Monday, February 09, 2015

Kashrut and common sense

Start here.

Not only does all that inspecting and washing of fruits and vegetables take forever, it also ruins the flavor and/or forces us to waste food in a way that would have scandalized some of our ancestors.  (Me to my late grandmother:  "I've looked all over New York, and I can't find rice knishes anywhere.  Why are you the only person I know who makes rice knishes?"  Grandmom:  "We were poor, and rice was cheaper than potatoes.")

I've gone back to eating lettuce because we need more greens in our diet to stay healthy, and I've gone back to eating fresh strawberries because they taste much better than the frozen ones.  I refuse to give up eating vegetables and fruits that are both delicious and good for me just because inspecting and cleaning them takes more time and effort than a person employed full-time (and/or caring for children and/or the elderly) can spare.  How could I possibly inspect raspberries one by one when making a fruit salad in the few minutes I have before Shabbat after rushing home from work?

One local rabbi with whom we've studied is of the opinion that you don't eat bugs if you see them, but you needn't go looking for them.  That may not be ok with the OK, but it's good enough for me.

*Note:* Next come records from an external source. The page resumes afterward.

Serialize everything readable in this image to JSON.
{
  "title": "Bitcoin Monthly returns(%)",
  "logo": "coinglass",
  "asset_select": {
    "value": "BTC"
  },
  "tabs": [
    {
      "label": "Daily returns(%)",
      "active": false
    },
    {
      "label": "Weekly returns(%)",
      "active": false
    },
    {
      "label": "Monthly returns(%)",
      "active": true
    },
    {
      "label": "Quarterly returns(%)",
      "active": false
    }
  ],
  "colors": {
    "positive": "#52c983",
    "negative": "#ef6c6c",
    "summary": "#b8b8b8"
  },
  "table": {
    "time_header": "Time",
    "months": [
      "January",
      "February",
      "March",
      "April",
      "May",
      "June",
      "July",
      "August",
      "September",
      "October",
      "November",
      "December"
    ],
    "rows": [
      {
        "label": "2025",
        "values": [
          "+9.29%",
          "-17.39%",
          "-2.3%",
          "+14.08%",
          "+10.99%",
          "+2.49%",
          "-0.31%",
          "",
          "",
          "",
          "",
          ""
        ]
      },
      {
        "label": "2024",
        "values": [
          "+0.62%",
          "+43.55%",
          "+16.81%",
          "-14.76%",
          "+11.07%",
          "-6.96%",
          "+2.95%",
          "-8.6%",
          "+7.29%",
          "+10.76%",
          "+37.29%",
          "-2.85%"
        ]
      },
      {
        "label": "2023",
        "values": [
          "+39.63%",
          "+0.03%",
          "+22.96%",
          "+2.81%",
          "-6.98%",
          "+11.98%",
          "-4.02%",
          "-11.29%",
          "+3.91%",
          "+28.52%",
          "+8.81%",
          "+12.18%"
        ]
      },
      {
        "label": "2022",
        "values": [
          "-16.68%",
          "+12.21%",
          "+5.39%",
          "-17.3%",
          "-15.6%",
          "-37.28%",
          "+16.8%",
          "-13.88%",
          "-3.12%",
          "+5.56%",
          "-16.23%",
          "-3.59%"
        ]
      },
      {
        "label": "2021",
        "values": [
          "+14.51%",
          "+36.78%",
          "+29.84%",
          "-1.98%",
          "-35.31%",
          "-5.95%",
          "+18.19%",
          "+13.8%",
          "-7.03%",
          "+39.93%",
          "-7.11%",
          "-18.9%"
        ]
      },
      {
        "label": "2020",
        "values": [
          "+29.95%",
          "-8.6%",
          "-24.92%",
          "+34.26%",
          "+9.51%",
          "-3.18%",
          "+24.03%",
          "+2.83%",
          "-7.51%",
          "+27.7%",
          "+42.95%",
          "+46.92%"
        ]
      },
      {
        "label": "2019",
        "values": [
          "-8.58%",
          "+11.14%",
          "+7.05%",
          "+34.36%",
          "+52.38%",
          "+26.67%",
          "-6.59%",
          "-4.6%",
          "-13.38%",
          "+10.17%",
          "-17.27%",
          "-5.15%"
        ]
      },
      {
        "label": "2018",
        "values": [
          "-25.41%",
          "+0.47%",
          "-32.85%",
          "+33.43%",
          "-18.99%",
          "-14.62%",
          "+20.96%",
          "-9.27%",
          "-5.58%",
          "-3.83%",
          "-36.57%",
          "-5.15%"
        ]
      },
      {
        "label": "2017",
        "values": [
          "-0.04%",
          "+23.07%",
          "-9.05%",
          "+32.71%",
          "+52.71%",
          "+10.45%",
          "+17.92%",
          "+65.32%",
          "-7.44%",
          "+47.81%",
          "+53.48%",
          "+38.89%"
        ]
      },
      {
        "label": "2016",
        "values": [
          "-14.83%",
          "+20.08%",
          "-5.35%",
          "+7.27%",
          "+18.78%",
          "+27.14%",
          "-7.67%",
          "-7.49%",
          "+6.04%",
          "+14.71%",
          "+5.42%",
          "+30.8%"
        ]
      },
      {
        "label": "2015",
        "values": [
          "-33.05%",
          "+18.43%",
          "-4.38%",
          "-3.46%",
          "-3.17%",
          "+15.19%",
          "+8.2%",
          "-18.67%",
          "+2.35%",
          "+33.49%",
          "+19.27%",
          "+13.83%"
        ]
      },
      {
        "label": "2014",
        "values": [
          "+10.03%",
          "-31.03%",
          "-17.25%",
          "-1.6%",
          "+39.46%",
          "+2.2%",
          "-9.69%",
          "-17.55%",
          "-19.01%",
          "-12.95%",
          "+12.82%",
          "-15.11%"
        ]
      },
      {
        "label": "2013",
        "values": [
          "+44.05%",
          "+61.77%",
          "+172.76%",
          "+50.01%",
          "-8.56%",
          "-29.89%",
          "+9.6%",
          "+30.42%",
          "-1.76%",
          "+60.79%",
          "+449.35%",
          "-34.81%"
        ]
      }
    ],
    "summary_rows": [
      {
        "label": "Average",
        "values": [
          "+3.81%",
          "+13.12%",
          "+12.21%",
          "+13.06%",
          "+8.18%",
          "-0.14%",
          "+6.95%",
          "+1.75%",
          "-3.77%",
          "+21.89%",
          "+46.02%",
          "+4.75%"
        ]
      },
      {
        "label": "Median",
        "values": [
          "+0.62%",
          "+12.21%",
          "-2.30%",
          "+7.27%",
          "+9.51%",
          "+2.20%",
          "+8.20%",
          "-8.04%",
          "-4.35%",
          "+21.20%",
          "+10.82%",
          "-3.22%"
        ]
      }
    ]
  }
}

Anonymous Anonymous said...

I don't know why you make a big deal of this. You will take transportation on Shabbat (a big deal) but make a mountain out of a molehill regarding vegetables. Most modern orthodox jews wash vegetables (because not to is disgusting), and eat them. If you see a bug, you don't eat it because 1) it's not kosher and 2) it's disgusting. But I don't know anyone who pores over each leaf or inspects each raspberry. i'm sure there are, and there certainly are in the more right wing communities, but I'd be more concerned about shabbat than bugs.

Tue Feb 10, 12:11:00 PM 2015  
Blogger The Reform Baal Teshuvah said...

You do realize the whole bug thing is a plot by ultra-Orthodox men to avoid being made to eat broccoli by their wives.

Tue Feb 10, 11:12:00 PM 2015  
Blogger Shira Salamone said...

Anon, it's true that I haven't sworn off traveling on Shabbat--I rarely do it anymore, but when all the local shuls die, well . . .

While it's true that many people in the Orthodox community aren't fanatics about bug inspection, it's equally true that the OU and the OK are serving *someone* with their charts and videos about produce-checking.

Reform BT, you're another wiseguy heard from. :)

Wed Feb 11, 12:07:00 AM 2015  
Anonymous Miami Al said...

OU is in the business of providing inspection. There is a glut of Rabbis educated in NYC by various Yeshivot. We now have full time lettuce inspectors.

I don't know anyone that uses a lightbox at home.

I wash my fruits and vegetables because I don't want E.Coli nor bugs. If something is infested, a quick vinegar wash gets it off. Use your eyes, wash your fruits and vegetables.